Page MenuHomePhabricator

Calling method OutputPage::prependHTML() in CollaborationKitHooks::onOutputPageBeforeHTML that outputs using tainted argument
Closed, ResolvedPublic

Description

https://integration.wikimedia.org/ci/job/mwext-php72-phan-seccheck-docker/54373/console

<?xml version="1.0" encoding="ISO-8859-15"?>
11:59:05 <checkstyle version="6.5">
11:59:05   <file name="includes/CollaborationKitHooks.php">
11:59:05     <error line="137" severity="warning" message="Calling method \OutputPage::prependHTML() in \CollaborationKitHooks::onOutputPageBeforeHTML that outputs using tainted argument $[arg #1]. (Caused by: Builtin-\OutputPage::prependHTML) (Caused by: includes/content/CollaborationHubTOC.php +169; includes/CollaborationKitHooks.php +122)" source="SecurityCheck-XSS"/>
11:59:05   </file>
11:59:05 </checkstyle>

Event Timeline

Daimona edited projects, added phan-taint-check-plugin; removed phan.
Daimona subscribed.

I'm investigating.

So, here is the path that I've reconstructed.

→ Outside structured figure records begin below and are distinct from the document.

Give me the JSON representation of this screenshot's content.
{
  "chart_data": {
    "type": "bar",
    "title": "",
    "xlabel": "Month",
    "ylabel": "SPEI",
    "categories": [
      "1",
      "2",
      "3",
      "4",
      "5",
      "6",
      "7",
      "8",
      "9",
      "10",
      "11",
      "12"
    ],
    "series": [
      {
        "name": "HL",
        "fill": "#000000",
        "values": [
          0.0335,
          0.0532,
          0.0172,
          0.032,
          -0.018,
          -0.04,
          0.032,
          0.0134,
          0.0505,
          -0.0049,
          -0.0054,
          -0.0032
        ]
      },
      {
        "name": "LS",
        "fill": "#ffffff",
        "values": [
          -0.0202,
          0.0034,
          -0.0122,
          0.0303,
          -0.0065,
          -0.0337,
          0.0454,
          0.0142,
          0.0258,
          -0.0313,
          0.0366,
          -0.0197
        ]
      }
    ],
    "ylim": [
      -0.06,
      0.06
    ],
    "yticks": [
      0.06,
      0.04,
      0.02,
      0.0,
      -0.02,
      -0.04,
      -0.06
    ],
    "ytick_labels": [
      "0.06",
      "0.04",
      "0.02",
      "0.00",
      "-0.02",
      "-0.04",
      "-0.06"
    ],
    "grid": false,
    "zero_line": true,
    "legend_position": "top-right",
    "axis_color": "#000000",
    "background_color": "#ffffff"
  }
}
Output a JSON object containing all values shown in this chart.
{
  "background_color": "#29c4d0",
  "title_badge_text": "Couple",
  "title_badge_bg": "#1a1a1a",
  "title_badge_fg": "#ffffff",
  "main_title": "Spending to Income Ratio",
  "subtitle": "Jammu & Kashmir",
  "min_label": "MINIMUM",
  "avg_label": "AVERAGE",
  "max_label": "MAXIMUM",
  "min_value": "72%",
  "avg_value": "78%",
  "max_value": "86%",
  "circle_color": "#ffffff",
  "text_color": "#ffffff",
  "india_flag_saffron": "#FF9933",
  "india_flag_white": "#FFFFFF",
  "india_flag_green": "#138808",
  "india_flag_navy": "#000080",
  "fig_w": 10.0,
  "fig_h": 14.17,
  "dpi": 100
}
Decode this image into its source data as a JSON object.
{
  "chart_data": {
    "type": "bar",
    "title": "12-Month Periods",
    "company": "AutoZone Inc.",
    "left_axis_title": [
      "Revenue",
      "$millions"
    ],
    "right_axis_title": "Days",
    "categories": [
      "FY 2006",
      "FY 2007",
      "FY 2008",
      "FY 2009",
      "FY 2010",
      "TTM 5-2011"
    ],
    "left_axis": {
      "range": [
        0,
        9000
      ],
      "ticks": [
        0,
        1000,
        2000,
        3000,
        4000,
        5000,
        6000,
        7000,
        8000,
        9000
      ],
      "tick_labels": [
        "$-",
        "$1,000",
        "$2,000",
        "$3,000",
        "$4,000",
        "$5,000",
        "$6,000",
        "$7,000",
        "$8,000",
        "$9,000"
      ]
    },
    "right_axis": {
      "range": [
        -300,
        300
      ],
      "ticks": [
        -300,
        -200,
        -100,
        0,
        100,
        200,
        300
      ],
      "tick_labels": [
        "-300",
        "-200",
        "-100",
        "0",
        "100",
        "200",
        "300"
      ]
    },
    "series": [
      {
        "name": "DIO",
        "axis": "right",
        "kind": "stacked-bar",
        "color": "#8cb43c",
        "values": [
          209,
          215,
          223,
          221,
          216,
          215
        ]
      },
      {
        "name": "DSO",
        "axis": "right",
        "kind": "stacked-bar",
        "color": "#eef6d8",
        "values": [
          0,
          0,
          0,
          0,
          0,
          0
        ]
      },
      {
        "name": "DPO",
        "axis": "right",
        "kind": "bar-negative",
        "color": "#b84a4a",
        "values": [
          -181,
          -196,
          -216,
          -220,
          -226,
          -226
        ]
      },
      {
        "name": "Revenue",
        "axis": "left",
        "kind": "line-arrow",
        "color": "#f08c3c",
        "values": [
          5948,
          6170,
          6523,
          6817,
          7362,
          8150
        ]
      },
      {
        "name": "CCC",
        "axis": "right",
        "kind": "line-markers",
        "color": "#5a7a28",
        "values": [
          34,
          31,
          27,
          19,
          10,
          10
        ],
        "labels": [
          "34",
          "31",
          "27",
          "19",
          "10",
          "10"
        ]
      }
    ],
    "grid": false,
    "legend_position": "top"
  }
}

  • CollaborationKitHooks:137 - outputs $toc->renderSubpageToC( $parentHub ), let's see whether it's tainted.

In that method, we find:

public function renderSubpageToC( Title $title ) {
// ...
$itemLink = CollaborationKitImage::makeImage(
	$itemImage,
	16,
	[ 'link' => $itemTitle, 'label' => $itemDisplayTitle, 'colour' => $colour ]
);
$html .= Html::rawElement(
	'li',
	[ 'class' => 'mw-ck-toc-item' ],
	$itemLink
);
return $html;

The taintedness comes from ::makeImage, so let's go there.

public static function makeImage( $image, $width, $options = [] ) {
// ...
$imageObj = MediaWikiServices::getInstance()->getRepoGroup()->findFile( $image ); // Line 61
// ...
$imageCode = self::makeImageFromFile( $imageObj, $width, $link,
				$renderAsWikitext, $label, $squareAdjustmentAxis ); // Line 93
$imageBlock = Html::rawElement( 'div', $wrapperAttributes, $imageCode );
return $imageBlock;

and finally:

protected static function makeImageFromFile( $imageObj, $width, $link,
	$renderAsWikitext, $label, $squareAdjustmentAxis
) {
// ...
$imageTitle = $imageObj->getTitle();
$imageFullName = $imageTitle->getFullText();
// ...
$wikitext = "[[{$imageFullName}|{$widthText}px";
// ...
return $wikitext;

Title::getFullText() is always considered tainted, hence the issue. Note, I haven't checked whether the code above is passing something unsafe!

The problem is more that the function allows to create html or wikitext ($renderAsWikitext)

Escaping Title::getFullText in the wikitext case seems not helpful as that would produce an unparseable link in wikitext when the file name contains &'"

Ah, note that I didn't really analyze the code itself. I just investigated where the failure originates. I'm even unsure if this can be considered a false positive or not.

Having done some initial investigation, I'm removing myself as assignee.

Daimona claimed this task.

Fixed a long time ago with r602064 (and unused suppression removed with r605338).